If you've been sued, you should have been served with documents explaining the lawsuit and telling you when it would be heard by a court. If you recently moved, however, the plaintiff might not have been able to find you to have you served with the documents.
The county clerk would have mailed you the results of the hearing if you did not attend, warning you of any liens or garnishments that were ordered. These results are a matter of public record so you'll be able to get a copy if you need one.
Credit Report Search
Under the rules of the Federal Trade Commission, you have the right to a free credit report each year. In addition to information about how you pay your bills, that credit report will also include information about judgments that have been levied against you. These are reported individually, however, so it may take some time for them to appear on your report.
Three types of judgments can appear on your credit report:
- Bankruptcy: A Chapter 13 bankruptcy will show for seven years and a Chapter 7 bankruptcy will show for 10 years from the time you file.
- Tax liens: These will show for seven years from the date you pay them, or 10 years if they remain unpaid.
- Civil Judgments: These include small claims court judgments, credit card company lawsuits, evictions and accident liability lawsuits.

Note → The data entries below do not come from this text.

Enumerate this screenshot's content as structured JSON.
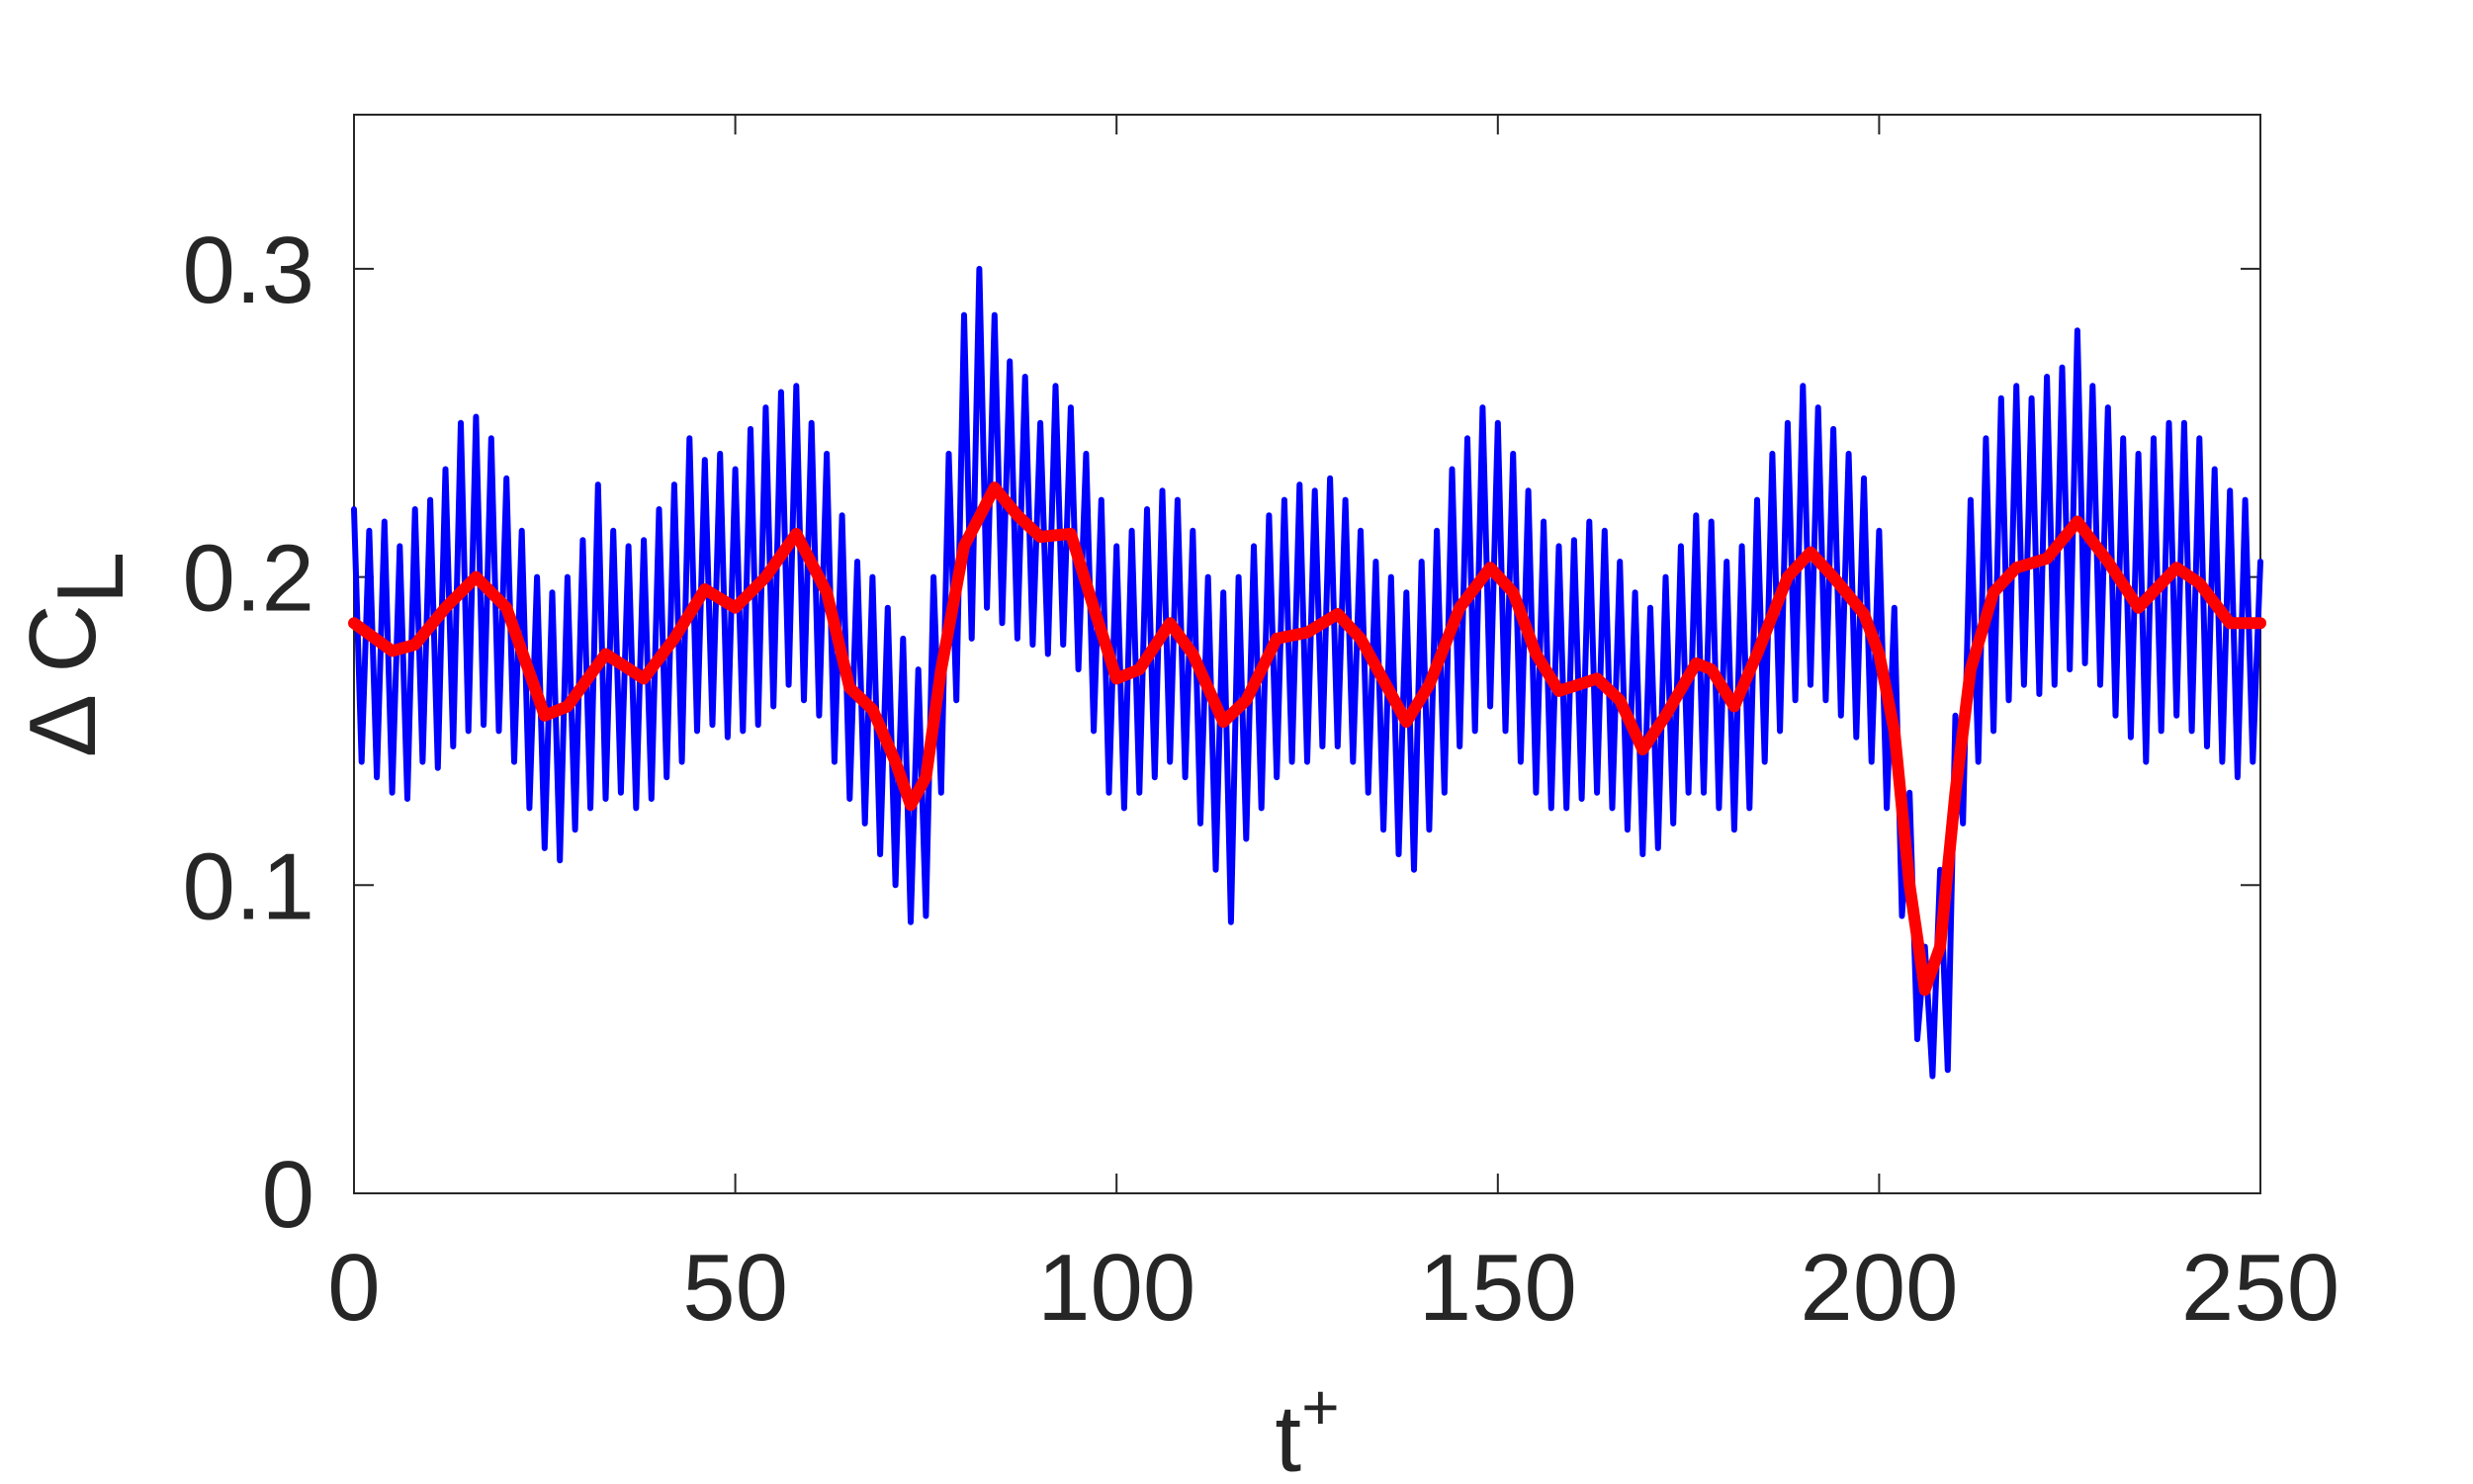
{
  "chart_data": {
    "type": "line",
    "xlabel": {
      "text": "t",
      "superscript": "+"
    },
    "ylabel": {
      "text": "Δ C",
      "subscript": "L"
    },
    "xlim": [
      0,
      250
    ],
    "xticks": [
      0,
      50,
      100,
      150,
      200,
      250
    ],
    "ylim": [
      0,
      0.35
    ],
    "yticks": [
      0,
      0.1,
      0.2,
      0.3
    ],
    "box": true,
    "series": [
      {
        "color": "#0000ff",
        "width": 6,
        "x": [
          0,
          1,
          2,
          3,
          4,
          5,
          6,
          7,
          8,
          9,
          10,
          11,
          12,
          13,
          14,
          15,
          16,
          17,
          18,
          19,
          20,
          21,
          22,
          23,
          24,
          25,
          26,
          27,
          28,
          29,
          30,
          31,
          32,
          33,
          34,
          35,
          36,
          37,
          38,
          39,
          40,
          41,
          42,
          43,
          44,
          45,
          46,
          47,
          48,
          49,
          50,
          51,
          52,
          53,
          54,
          55,
          56,
          57,
          58,
          59,
          60,
          61,
          62,
          63,
          64,
          65,
          66,
          67,
          68,
          69,
          70,
          71,
          72,
          73,
          74,
          75,
          76,
          77,
          78,
          79,
          80,
          81,
          82,
          83,
          84,
          85,
          86,
          87,
          88,
          89,
          90,
          91,
          92,
          93,
          94,
          95,
          96,
          97,
          98,
          99,
          100,
          101,
          102,
          103,
          104,
          105,
          106,
          107,
          108,
          109,
          110,
          111,
          112,
          113,
          114,
          115,
          116,
          117,
          118,
          119,
          120,
          121,
          122,
          123,
          124,
          125,
          126,
          127,
          128,
          129,
          130,
          131,
          132,
          133,
          134,
          135,
          136,
          137,
          138,
          139,
          140,
          141,
          142,
          143,
          144,
          145,
          146,
          147,
          148,
          149,
          150,
          151,
          152,
          153,
          154,
          155,
          156,
          157,
          158,
          159,
          160,
          161,
          162,
          163,
          164,
          165,
          166,
          167,
          168,
          169,
          170,
          171,
          172,
          173,
          174,
          175,
          176,
          177,
          178,
          179,
          180,
          181,
          182,
          183,
          184,
          185,
          186,
          187,
          188,
          189,
          190,
          191,
          192,
          193,
          194,
          195,
          196,
          197,
          198,
          199,
          200,
          201,
          202,
          203,
          204,
          205,
          206,
          207,
          208,
          209,
          210,
          211,
          212,
          213,
          214,
          215,
          216,
          217,
          218,
          219,
          220,
          221,
          222,
          223,
          224,
          225,
          226,
          227,
          228,
          229,
          230,
          231,
          232,
          233,
          234,
          235,
          236,
          237,
          238,
          239,
          240,
          241,
          242,
          243,
          244,
          245,
          246,
          247,
          248,
          249,
          250
        ],
        "values": [
          0.222,
          0.14,
          0.215,
          0.135,
          0.218,
          0.13,
          0.21,
          0.128,
          0.222,
          0.14,
          0.225,
          0.138,
          0.235,
          0.145,
          0.25,
          0.15,
          0.252,
          0.152,
          0.245,
          0.15,
          0.232,
          0.14,
          0.215,
          0.125,
          0.2,
          0.112,
          0.195,
          0.108,
          0.2,
          0.118,
          0.212,
          0.125,
          0.23,
          0.128,
          0.215,
          0.13,
          0.21,
          0.125,
          0.212,
          0.128,
          0.222,
          0.135,
          0.23,
          0.14,
          0.245,
          0.15,
          0.238,
          0.152,
          0.24,
          0.148,
          0.235,
          0.15,
          0.248,
          0.152,
          0.255,
          0.158,
          0.26,
          0.165,
          0.262,
          0.16,
          0.25,
          0.155,
          0.24,
          0.14,
          0.22,
          0.128,
          0.205,
          0.12,
          0.2,
          0.11,
          0.19,
          0.1,
          0.18,
          0.088,
          0.17,
          0.09,
          0.2,
          0.13,
          0.24,
          0.16,
          0.285,
          0.18,
          0.3,
          0.19,
          0.285,
          0.185,
          0.27,
          0.18,
          0.265,
          0.178,
          0.25,
          0.175,
          0.262,
          0.178,
          0.255,
          0.17,
          0.24,
          0.15,
          0.225,
          0.13,
          0.21,
          0.125,
          0.215,
          0.13,
          0.222,
          0.135,
          0.228,
          0.14,
          0.225,
          0.135,
          0.215,
          0.12,
          0.2,
          0.105,
          0.195,
          0.088,
          0.2,
          0.115,
          0.21,
          0.125,
          0.22,
          0.135,
          0.225,
          0.14,
          0.23,
          0.14,
          0.228,
          0.145,
          0.232,
          0.145,
          0.225,
          0.14,
          0.215,
          0.13,
          0.205,
          0.118,
          0.2,
          0.11,
          0.195,
          0.105,
          0.205,
          0.118,
          0.215,
          0.13,
          0.235,
          0.145,
          0.245,
          0.15,
          0.255,
          0.158,
          0.25,
          0.15,
          0.24,
          0.14,
          0.228,
          0.13,
          0.218,
          0.125,
          0.21,
          0.125,
          0.212,
          0.128,
          0.218,
          0.13,
          0.215,
          0.125,
          0.205,
          0.118,
          0.195,
          0.11,
          0.19,
          0.112,
          0.2,
          0.12,
          0.21,
          0.13,
          0.22,
          0.13,
          0.218,
          0.125,
          0.205,
          0.118,
          0.21,
          0.125,
          0.225,
          0.14,
          0.24,
          0.15,
          0.25,
          0.16,
          0.262,
          0.165,
          0.255,
          0.16,
          0.248,
          0.155,
          0.24,
          0.148,
          0.232,
          0.14,
          0.215,
          0.125,
          0.19,
          0.09,
          0.13,
          0.05,
          0.08,
          0.038,
          0.105,
          0.04,
          0.155,
          0.12,
          0.225,
          0.14,
          0.245,
          0.15,
          0.258,
          0.16,
          0.262,
          0.165,
          0.258,
          0.162,
          0.265,
          0.165,
          0.268,
          0.17,
          0.28,
          0.172,
          0.262,
          0.165,
          0.255,
          0.155,
          0.245,
          0.148,
          0.24,
          0.14,
          0.245,
          0.15,
          0.25,
          0.155,
          0.25,
          0.15,
          0.245,
          0.145,
          0.235,
          0.14,
          0.228,
          0.135,
          0.225,
          0.14,
          0.205
        ]
      },
      {
        "color": "#ff0000",
        "width": 12,
        "x": [
          0,
          5,
          8,
          12,
          16,
          20,
          25,
          28,
          33,
          38,
          42,
          46,
          50,
          54,
          58,
          62,
          65,
          68,
          71,
          73,
          75,
          77,
          80,
          84,
          87,
          90,
          94,
          97,
          100,
          103,
          107,
          110,
          114,
          117,
          121,
          125,
          129,
          132,
          138,
          141,
          145,
          149,
          152,
          155,
          158,
          163,
          166,
          169,
          172,
          176,
          178,
          181,
          184,
          188,
          191,
          194,
          198,
          200,
          202,
          204,
          206,
          208,
          210,
          212,
          215,
          218,
          222,
          226,
          230,
          234,
          239,
          242,
          246,
          250
        ],
        "values": [
          0.185,
          0.176,
          0.178,
          0.19,
          0.2,
          0.19,
          0.155,
          0.158,
          0.175,
          0.167,
          0.18,
          0.196,
          0.19,
          0.2,
          0.214,
          0.195,
          0.164,
          0.157,
          0.14,
          0.126,
          0.135,
          0.17,
          0.21,
          0.229,
          0.22,
          0.213,
          0.214,
          0.19,
          0.167,
          0.17,
          0.185,
          0.175,
          0.153,
          0.16,
          0.18,
          0.182,
          0.188,
          0.18,
          0.153,
          0.165,
          0.19,
          0.203,
          0.195,
          0.175,
          0.163,
          0.167,
          0.16,
          0.144,
          0.155,
          0.172,
          0.17,
          0.158,
          0.175,
          0.2,
          0.208,
          0.2,
          0.188,
          0.175,
          0.15,
          0.1,
          0.066,
          0.08,
          0.13,
          0.17,
          0.195,
          0.203,
          0.206,
          0.218,
          0.205,
          0.19,
          0.203,
          0.198,
          0.185,
          0.185
        ]
      }
    ]
  }
}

Conduct a direct county search for a more thorough hunt for your records. Most counties allow you to search public records via their website. The other option is to go to the courthouse and request your records in person. Either way, make sure you run the search not only for your name but for your address as well. A judgment might have been recorded as a lien on your property.
Full Background Checks
For a more comprehensive background check, including all judgments, both criminal and civil, you can run a free background check through your State's Department of Justice website. The data reported there will only include judgments that occurred within that state's jurisdiction, however. If you want a more comprehensive report, you can consider hiring a background check company.
Should you decide to do this, keep in mind that only consumer reporting agencies are regulated under the Fair Credit Reporting Act. CRAs not only maintain certain minimum standards, but they must offer dispute resolution if you find something in your report that you don't agree with. Make sure the company you hire checks with multiple sources because there is no requirement that all the agencies must update their records at the same time.
Consider setting up a Google Alert for anything published under your name. That way, you'll receive an email if any documents are filed with your name included in them.
Most lawsuits against you will be filed in your home county. The exceptions to this are criminal lawsuits and lawsuits related to car accidents or property disputes. All of these will be filed in the county in which the incident occurred. Follow up with your insurance company – and possibly an attorney – if you're involved in an accident while out of state because each state has different liability laws. As with local judgments, the courts should notify you of the results of any hearings that take place. If you don't receive any documents but you're worried that a lawsuit may have been filed, you'll be able to search via that county's website.